The weekend challenge was to create a fully test-driven, neatly encapsulated, object-orientated game of Rock, Paper, Scissors. Once I got the bare-bones functioning game with all the unit and feature tests down, I was in my element as a front-end developer, making it look cool. I started off with an embarrassing storyboard drawing:

attempt at storyboarding
Can you believe I got an A* in GCSE Art? 🎨

I wanted a short time-lapse animation of the hands gesturing for each move, so I roped in my boyfriend for a couple of hours to help me take and edit a bunch of photos.


Example spritesheet


The animations work by sliding a spritesheet, one frame at a time, through a narrow container — like a film reel projector.

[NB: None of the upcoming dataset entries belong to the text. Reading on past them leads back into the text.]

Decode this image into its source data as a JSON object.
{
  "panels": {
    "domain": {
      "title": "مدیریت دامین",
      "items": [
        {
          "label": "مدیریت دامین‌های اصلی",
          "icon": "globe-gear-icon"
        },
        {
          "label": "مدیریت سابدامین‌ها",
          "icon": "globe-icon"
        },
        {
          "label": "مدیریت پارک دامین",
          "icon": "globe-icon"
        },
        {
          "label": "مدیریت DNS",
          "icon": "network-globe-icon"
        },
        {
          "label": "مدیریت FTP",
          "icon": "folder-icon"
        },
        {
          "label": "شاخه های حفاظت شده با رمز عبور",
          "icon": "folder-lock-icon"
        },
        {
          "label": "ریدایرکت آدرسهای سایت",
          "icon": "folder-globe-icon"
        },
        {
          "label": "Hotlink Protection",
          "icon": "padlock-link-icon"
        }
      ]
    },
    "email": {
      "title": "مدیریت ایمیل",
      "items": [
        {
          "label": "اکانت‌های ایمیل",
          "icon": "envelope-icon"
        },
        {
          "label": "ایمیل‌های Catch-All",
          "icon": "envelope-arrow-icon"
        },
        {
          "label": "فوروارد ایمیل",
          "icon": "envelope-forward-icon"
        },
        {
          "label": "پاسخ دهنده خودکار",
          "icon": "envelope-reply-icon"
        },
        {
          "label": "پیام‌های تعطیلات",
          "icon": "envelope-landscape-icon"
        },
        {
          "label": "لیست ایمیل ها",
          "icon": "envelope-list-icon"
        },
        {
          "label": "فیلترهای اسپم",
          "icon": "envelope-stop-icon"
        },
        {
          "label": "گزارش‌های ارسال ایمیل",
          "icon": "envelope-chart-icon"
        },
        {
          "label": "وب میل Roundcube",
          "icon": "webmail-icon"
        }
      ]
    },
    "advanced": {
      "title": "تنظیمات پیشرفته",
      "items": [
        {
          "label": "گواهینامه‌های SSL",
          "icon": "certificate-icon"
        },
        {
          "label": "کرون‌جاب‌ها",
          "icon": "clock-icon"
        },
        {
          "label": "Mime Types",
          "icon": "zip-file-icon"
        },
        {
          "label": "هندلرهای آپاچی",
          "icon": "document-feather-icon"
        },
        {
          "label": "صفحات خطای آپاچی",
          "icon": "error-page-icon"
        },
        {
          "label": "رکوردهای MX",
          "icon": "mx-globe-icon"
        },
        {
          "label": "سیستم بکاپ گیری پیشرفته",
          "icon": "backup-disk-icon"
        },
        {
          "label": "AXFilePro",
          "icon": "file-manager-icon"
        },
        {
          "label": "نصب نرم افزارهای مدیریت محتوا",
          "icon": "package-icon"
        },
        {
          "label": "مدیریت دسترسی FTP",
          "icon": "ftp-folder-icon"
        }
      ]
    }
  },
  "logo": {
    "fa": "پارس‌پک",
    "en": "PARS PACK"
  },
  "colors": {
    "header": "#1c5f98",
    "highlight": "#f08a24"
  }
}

I had a lot of fun with this challenge. It was pretty much complete by the end of Saturday, so I spent the evening tidying my code with G&Ts in hand. I had friends over, but they didn't seem to mind me working, luckily!

final game
Voilà — Rock, Paper, Sizzle!

And here is the finished product. It's hosted on a free Heroku package, which means it takes a while to wake up if it hasn't been viewed for a while. Be patient!

As for the silly player 2 names... Well, what is code without a little bit of whimsy?